With the mounting bills and debts of a student on a limited income, it might seem impossible to continue pursuing your education. Many attending school struggle with bad credit and wonder if it is possible to qualify for additional student loans with less than stellar credit. The trend these days is for people to return to school to advance their careers and seek greater opportunities. But what if your credit wasn’t great to start with?

Yes, you can get some forms of student loans with your bad credit, though you are not eligible for every kind of loan. Your best bet would be federal student loans. You can obtain a federal student loan with or without credit history. With a credit score between 300 and 629, you are eligible for:

  • Federal loans
  • Private loans from lenders that do not require credit or co-signer
  • Private loan backed by co-signer possessing a good credit.

Federal Direct Student Loan

Federal loans do not depend on the borrower’s credit history, but there are some limits on how much money one can borrow under the terms of a federal loan.

To apply for federal loan as a student, you need to fill the Free Application for Federal Student Aid (FAFSA). This will allow you to learn which loans are eligible for your program.

Federal loans are either subsidized or unsubsidized. For subsidized loans, the interests are paid by the government on behalf of the student within the loan period. This is available only to students with proven financial need. For unsubsidized loan, the interests accumulate over the borrowing period to be repaid after graduation.

Federal loan repayment periods generally span 10-25 years with amounts up to $31,000 for undergraduates with parental assistance and $57,500 for undergraduates flying solo.

You are better off with federal direct loans not just because the process overlooks bad credit, but also because federal loans allow for generous flexibility in loan repayment with low fixed interest rates.

Private student loans

There are some good private student loan options available for students with bad credit but we highly encourage you to research the terms of repayment. Certain loan programs as Ascent and mPower may have especially generous repayment terms for those in the health care field.

Most private loans a have average limits between $75,000 and $120,000. Since some of them rely on credit history to award loans to students, you may need to obtain the consent of a qualified co-signer.  A co-signer is a person who doesn’t necessarily receive the proceeds of the loan, but agrees to be responsible for the repayment of the loan even when they receive no benefit from the loan itself.

Also, be wary of the total amount you borrow in student loans. We have seen many people come through our doors who owe more in student loans than they do on their house!

Alternative student funding schemes

To make up for the inadequacy of the federal and private loans, a student can supplement his or her financial aid package with scholarships and work-study programs or borrowing from friends and family.

There are other alternative financial aid programs which are more specific to a student’s field of study. Many schools and alumni choose to fund scholarships or student loan forgiveness programs in those fields which are hurting for skilled workers.

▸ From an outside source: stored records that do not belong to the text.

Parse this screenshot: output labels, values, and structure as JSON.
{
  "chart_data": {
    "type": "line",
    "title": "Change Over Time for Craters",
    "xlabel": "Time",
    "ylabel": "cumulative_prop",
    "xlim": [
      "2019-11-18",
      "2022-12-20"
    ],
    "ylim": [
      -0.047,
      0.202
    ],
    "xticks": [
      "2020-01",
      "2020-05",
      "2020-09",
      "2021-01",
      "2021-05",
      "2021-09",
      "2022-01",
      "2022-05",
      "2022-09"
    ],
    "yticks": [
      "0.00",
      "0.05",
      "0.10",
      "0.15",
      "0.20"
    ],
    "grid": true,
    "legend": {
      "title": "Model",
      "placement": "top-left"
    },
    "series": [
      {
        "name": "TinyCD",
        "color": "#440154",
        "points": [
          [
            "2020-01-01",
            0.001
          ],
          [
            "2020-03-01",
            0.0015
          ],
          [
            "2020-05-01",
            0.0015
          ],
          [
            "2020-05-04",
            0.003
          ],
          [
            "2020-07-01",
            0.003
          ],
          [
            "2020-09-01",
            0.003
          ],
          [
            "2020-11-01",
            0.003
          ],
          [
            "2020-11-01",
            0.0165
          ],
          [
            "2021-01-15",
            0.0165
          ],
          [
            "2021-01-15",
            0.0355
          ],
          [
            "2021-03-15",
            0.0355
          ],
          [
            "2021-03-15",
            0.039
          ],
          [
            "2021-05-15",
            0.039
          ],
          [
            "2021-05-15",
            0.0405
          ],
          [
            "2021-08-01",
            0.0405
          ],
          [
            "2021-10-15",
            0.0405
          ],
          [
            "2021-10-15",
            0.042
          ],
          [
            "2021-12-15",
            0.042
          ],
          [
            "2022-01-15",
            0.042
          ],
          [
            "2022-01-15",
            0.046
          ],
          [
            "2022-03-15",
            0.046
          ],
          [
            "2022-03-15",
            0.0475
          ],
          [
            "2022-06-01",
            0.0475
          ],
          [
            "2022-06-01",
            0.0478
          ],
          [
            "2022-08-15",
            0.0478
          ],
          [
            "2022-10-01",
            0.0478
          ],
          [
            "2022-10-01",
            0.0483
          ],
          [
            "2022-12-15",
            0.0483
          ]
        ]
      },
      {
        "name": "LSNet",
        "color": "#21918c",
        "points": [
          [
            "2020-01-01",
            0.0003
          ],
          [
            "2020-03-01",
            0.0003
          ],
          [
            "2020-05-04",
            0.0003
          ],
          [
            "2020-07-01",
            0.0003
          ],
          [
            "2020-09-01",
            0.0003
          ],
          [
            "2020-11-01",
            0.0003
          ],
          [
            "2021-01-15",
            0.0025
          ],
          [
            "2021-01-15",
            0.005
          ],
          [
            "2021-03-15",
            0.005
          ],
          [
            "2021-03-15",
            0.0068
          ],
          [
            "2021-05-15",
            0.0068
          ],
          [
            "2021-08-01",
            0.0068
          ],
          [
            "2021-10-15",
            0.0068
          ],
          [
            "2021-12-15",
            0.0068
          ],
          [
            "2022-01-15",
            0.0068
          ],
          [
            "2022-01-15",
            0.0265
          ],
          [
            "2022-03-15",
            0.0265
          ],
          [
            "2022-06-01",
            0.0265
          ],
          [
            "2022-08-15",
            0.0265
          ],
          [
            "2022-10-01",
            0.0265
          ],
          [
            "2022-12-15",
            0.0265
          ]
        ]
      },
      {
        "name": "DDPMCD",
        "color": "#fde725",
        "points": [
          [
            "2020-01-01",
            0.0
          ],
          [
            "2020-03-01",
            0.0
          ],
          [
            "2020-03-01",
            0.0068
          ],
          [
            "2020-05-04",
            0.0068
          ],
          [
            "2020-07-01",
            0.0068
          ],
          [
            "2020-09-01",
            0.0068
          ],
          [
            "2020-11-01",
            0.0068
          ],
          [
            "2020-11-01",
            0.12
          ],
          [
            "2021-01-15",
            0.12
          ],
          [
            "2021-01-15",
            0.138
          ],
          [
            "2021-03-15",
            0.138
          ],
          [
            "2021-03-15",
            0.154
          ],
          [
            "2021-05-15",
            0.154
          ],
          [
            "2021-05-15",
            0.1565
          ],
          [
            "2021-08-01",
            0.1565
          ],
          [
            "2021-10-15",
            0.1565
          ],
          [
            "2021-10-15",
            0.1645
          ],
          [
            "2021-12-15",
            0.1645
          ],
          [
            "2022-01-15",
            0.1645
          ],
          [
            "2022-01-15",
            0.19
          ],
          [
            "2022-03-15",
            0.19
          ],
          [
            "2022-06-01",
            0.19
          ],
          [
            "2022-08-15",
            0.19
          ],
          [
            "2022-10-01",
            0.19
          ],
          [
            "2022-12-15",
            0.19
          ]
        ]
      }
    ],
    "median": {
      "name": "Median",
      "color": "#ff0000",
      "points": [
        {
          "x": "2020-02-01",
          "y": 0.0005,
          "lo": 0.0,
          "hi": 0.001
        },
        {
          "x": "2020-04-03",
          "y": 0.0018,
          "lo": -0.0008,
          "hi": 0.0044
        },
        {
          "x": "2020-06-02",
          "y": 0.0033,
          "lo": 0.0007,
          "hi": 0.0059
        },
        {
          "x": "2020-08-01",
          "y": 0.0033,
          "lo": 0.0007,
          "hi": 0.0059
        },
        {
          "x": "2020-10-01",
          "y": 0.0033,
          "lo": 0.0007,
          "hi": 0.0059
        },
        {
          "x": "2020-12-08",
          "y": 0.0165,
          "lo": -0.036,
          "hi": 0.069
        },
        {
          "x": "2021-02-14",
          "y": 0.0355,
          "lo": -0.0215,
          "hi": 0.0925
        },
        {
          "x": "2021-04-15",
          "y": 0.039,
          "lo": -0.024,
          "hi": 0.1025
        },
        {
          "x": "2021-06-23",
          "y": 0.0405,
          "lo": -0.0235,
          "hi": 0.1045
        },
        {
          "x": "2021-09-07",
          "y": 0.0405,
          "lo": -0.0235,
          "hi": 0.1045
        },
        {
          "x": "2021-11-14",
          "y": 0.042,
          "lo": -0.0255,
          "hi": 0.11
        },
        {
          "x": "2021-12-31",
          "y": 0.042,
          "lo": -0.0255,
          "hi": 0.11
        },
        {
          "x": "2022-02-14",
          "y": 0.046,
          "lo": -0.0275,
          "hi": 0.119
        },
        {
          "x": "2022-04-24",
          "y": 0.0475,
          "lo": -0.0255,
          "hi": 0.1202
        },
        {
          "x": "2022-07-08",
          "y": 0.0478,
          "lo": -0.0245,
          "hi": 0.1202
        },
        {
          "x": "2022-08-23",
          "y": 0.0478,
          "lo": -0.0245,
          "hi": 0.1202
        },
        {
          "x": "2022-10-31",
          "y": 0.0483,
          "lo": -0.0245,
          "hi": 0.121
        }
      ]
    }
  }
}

The Loans for Disadvantaged Students, Health Professions Student Loans and Primary Care Loans are examples of programs aimed at assisting indigent students going into the health care field. Other programs exist for educators and those going into public sector jobs.

Having bad credit should not deter you from continuing your studies; you can find a way around your bad credit and still obtain your education, but we encourage you to avoid high interest rates associated with private education loans. You may need to change your spending pattern, learn how to legally improve your credit score or change the focus of your educational field to qualify for more attractive student loans. Some careful planning now will benefit you in the future.